Sortir des codes de management du monde juridique classique
Plus des trois quarts des fondateurs de LegalTechs présentent un profil juridique. Avocats ou notaires de profession par exemple, ils doivent au sein de leur start up veiller à ne pas reproduire le management très vertical du monde juridique et dépasser certains a priori. « Vouloir recruter sans proposer un peu de télétravail est une erreur. Cela crée une impossibilité de pourvoir le poste, alerte Florent Muller (Urban Linker). Un management qui ne laisse pas place à l’autonomie du collaborateur nuit aussi car tout se sait très vite dans le secteur tech ». A l’inverse, des congés maternité et paternité plus longs que la moyenne peuvent attirer des candidats.
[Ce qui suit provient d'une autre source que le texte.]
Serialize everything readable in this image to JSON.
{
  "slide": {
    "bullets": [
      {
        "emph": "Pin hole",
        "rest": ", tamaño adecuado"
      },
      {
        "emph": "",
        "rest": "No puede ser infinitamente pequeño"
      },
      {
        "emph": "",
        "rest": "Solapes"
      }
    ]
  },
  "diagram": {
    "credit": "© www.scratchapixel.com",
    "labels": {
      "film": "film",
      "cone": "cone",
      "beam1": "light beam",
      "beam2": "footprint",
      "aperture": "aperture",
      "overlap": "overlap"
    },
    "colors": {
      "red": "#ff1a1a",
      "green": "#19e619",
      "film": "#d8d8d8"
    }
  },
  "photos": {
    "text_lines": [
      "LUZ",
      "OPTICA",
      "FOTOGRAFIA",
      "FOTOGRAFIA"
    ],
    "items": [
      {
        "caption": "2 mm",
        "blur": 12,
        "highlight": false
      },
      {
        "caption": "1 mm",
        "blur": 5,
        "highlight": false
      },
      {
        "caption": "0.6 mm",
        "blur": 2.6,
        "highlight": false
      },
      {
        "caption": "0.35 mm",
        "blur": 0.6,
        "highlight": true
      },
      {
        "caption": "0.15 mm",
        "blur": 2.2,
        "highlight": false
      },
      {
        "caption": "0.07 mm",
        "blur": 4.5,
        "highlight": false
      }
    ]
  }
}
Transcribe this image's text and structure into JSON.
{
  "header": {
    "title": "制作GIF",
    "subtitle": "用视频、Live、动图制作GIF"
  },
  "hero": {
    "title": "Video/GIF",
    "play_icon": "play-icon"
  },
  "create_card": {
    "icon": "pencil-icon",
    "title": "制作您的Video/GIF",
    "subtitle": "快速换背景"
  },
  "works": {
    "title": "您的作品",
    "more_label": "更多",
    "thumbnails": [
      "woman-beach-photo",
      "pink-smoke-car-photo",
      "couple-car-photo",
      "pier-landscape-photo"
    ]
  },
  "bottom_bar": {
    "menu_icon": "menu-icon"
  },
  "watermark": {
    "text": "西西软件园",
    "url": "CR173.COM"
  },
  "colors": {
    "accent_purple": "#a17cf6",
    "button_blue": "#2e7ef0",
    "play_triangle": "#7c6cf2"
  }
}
Une révolution pour les professions libérales juridiques où la simple prise de la durée légale de ces congés n’est pas forcément bien accompagnée par la hiérarchie.
Thomas Saint-Aubin, juriste de formation « et toujours juriste », a choisi de « s’adapter puisqu’ il y a très peu de profils disponibles ». Ce qui passe par la prise en compte de deux typologies de candidats : « d’abord l’entrepreneur : au sein de Seraphin.legal, un tiers de nos talents viennent pour acquérir les compétences nécessaires avant que de se lancer. Il faut faire plus que l’accepter, il faut les accompagner ». Tout comme l’autre typologie de candidats, « ceux qui ont comme objectif de rejoindre la direction juridique d’un grand groupe pour y gérer, en tant que numéro 2, tout ce qui n’est pas juridique, le Legal opérationnel donc. Une immersion dans le numérique leur est nécessaire et elle dure environ trois ans ».
Gagner en reconnaissance et cohérence
Interrogé sur les actions autres que les initiatives individuelles susceptibles d’améliorer l'attractivité RH de la LegalTech, Thomas Saint-Aubin attend du monde juridique qu’il reconnaisse les spécificités du secteur et ses métiers : « nous différons du monde classique des juristes mais nous sommes toujours des juristes, dans un exercice nouveau certes. La reconnaissance passe, par exemple, par le développement des masters dédiés pour valoriser nos compétences spécifiques. Pour le moment on trouve essentiellement des diplômes universitaires », des formations complémentaires non reconnues nationalement.
Pour Kristina Colak, « si la LegalTech arrivait à exprimer son importance dans le monde des affaires et son impact positif sur l’environnement – nos solutions font disparaitre le recours au papiers, aux stylos-, cela aiderait grandement ». L’attractivité RH du secteur et des entreprises qui le composent passe donc par une structuration et une représentativité à la hauteur des enjeux.